Geraniums, grits, and grandparents

Updated: May 31, 2021

My dad's dad, Sam, grew up in northern Colorado and served in the Army during WWII. His mom, Margaret (which is pronounced Maaagrit) grew up in North Carolina. She and her sister were given up to the care of an orphanage and, as the story goes, she lied about her age to serve in the Army as a nurse. They raised my dad and his sisters in places like Kermit, Texas, and Abbeyville, Louisiana. They lived in South Africa and London in the 70s and 80s, grandpa Sam working for Phillips 66. They returned to the states when I was a kid and she taught me how to make grits, chokecherry jelly, and a respectable roux. Sam taught me to identify rocks and let me drink strawberry Crush and eat dry roasted peanuts without abandon.

My grandpa Dave grew up in Missouri, and served in the Navy from 1942 to 1946. He grew tomatoes from seed, had a calendar- and tool-filled shop, and sold Draw-Tite hitches. He knew every cafe with pie in the Southern states. Grandma June was born in Mandan, North Dakota, and her mother owned a beauty shop in the little Missouri town they moved to. Grandma's name was, as she said her mother yelled it from the squeaky screen door, "Helen, Dorothy, Ernest, David, Juuuuune!" She was a gym teacher and when she told us to dry between our toes, we did it. I think of her each time I see a red geranium.

My dad's parents are one of the few couples both buried as service members at Fort Logan.

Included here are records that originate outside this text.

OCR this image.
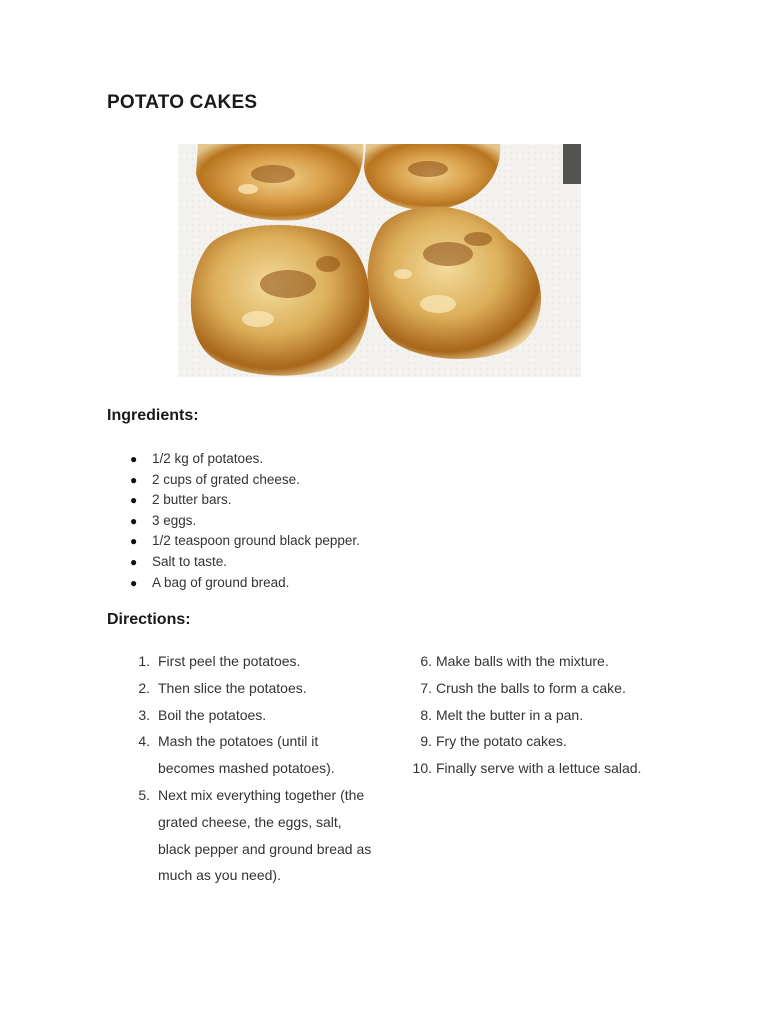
POTATO CAKES
Ingredients:
● 1/2 kg of potatoes.
● 2 cups of grated cheese.
● 2 butter bars.
● 3 eggs.
● 1/2 teaspoon ground black pepper.
● Salt to taste.
● A bag of ground bread.
Directions:
1. First peel the potatoes.
2. Then slice the potatoes.
3. Boil the potatoes.
4. Mash the potatoes (until it becomes mashed potatoes).
5. Next mix everything together (the grated cheese, the eggs, salt, black pepper and ground bread as much as you need).
6. Make balls with the mixture.
7. Crush the balls to form a cake.
8. Melt the butter in a pan.
9. Fry the potato cakes.
10. Finally serve with a lettuce salad.
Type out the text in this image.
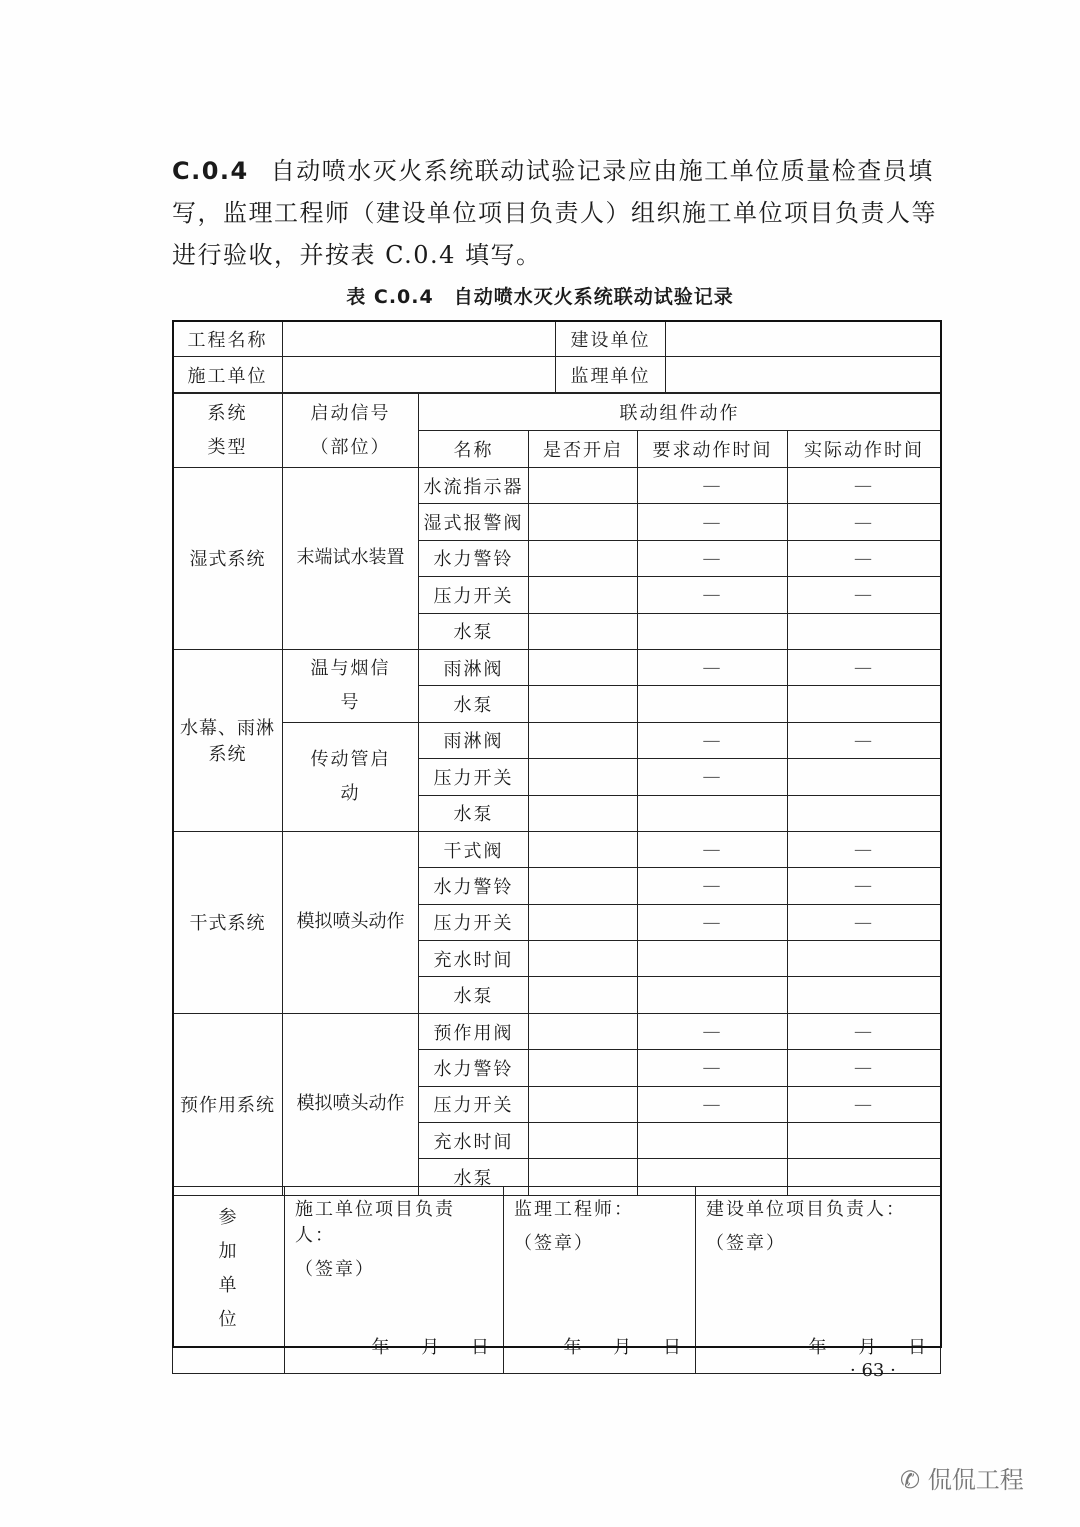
C.0.4 自动喷水灭火系统联动试验记录应由施工单位质量检查员填写，监理工程师（建设单位项目负责人）组织施工单位项目负责人等进行验收，并按表 C.0.4 填写。
表 C.0.4　自动喷水灭火系统联动试验记录
工程名称		建设单位	
施工单位		监理单位	
系统类型	启动信号（部位）	联动组件动作			
		名称	是否开启	要求动作时间	实际动作时间
湿式系统	末端试水装置	水流指示器		—	—
		湿式报警阀		—	—
		水力警铃		—	—
		压力开关		—	—
		水泵			
水幕、雨淋系统	温与烟信号	雨淋阀		—	—
		水泵			
	传动管启动	雨淋阀		—	—
		压力开关		—	
		水泵			
干式系统	模拟喷头动作	干式阀		—	—
		水力警铃		—	—
		压力开关		—	—
		充水时间			
		水泵			
预作用系统	模拟喷头动作	预作用阀		—	—
		水力警铃		—	—
		压力开关		—	—
		充水时间			
		水泵			
参加单位	
施工单位项目负责人：
（签章）
年 月 日

监理工程师：
（签章）
年 月 日

建设单位项目负责人：
（签章）
年 月 日
· 63 ·
✆ 侃侃工程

Grandma June's brother Ernest was killed on the final day of WWII.

I didn't do anything particularly inspired today, Memorial Day, to honor my grandparents or the servicemembers killed defending our country. I did put my flag up, looking out over the nicest wheat field in Morgan County. My sister sent me a picture of the shrimp and grits she was eating in NOLA. I planted tomatoes and geraniums, ate some peanuts out of the jar lid, and we took our three-year-old fishing.

The fishing pond on my brother in law's farm is next to a cemetery. It is home to a number of old gravestones that have flags placed on them but don’t appear to have visitors. There are a handful that have plants next to them that need deadheaded or trimmed and I do that each year. I don’t know them, but I’m pretty sure they- all of them- would approve.